D’aucuns rétorqueront que la dénonciation d’un tel fait accompli milicien reflète une attitude "isolationniste" qui ne tient pas compte du caractère global et "mondialiste" du conflit actuel. Sans doute… Sauf que c’est vite oublié que le peuple libanais a subi pendant plus d’un demi-siècle les affres et les retombées des conflits et des guerres de la région, alors que dans le même temps, certains pays arabes signaient des accords de paix avec Israël (y compris l’OLP), et d’autres entretenaient en coulisses des rapports inavouables avec l’État hébreu.

L’aboutissement de ces cinquante années d’épreuves imposées au Liban aura été, au plan régional, l’éclatement de plusieurs pays arabes – plus spécifiquement ceux contrôlés par l’Iran (mais cela est sans doute dû… au hasard!).
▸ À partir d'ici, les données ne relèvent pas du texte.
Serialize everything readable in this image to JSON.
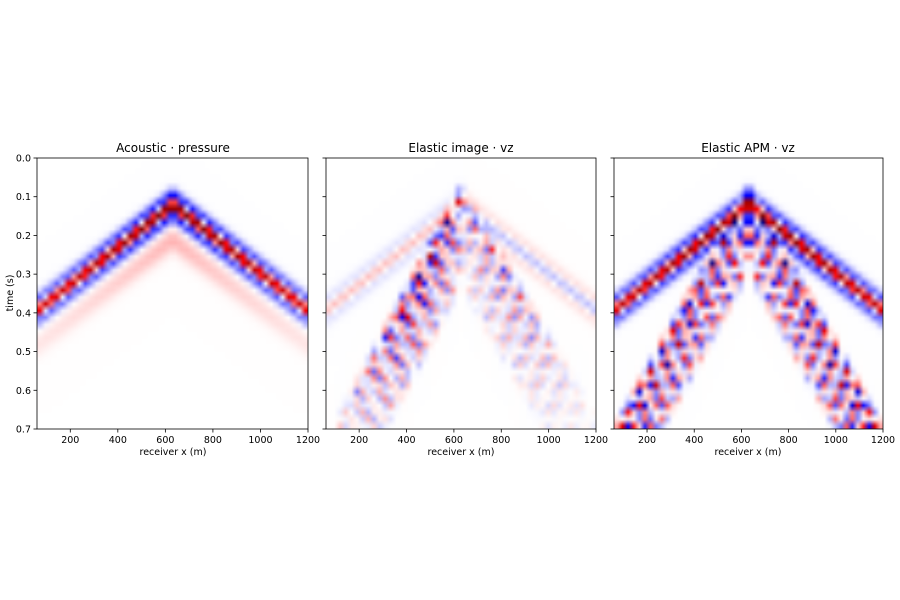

Et au plan interne, le pays du Cèdre n’a jamais connu de toute son histoire contemporaine une situation de déliquescence généralisée et de déconstruction intégrale aussi avancée.

À l’ombre de telles réalités, ce serait commettre un crime caractérisé contre le peuple libanais que de lui demander de subir une nouvelle guerre d’usure sans horizons, sans objectifs précis, dans le seul but de satisfaire les visées hégémoniques illimitées de certains mollahs de Téhéran assoiffés de pouvoir et cherchant sans relâche à plonger l’ensemble du Moyen-Orient dans une ère théocratique d’un autre temps.

"Laissez mon peuple vivre", avait lancé Ghassan Tuéni à la tribune des Nations Unies, en 1980, en pleine crise libanaise, alors qu’il était ambassadeur du Liban à l’Onu. Plusieurs décennies plus tard, ce cri du cœur reste toujours, plus que jamais, d’une brûlante actualité.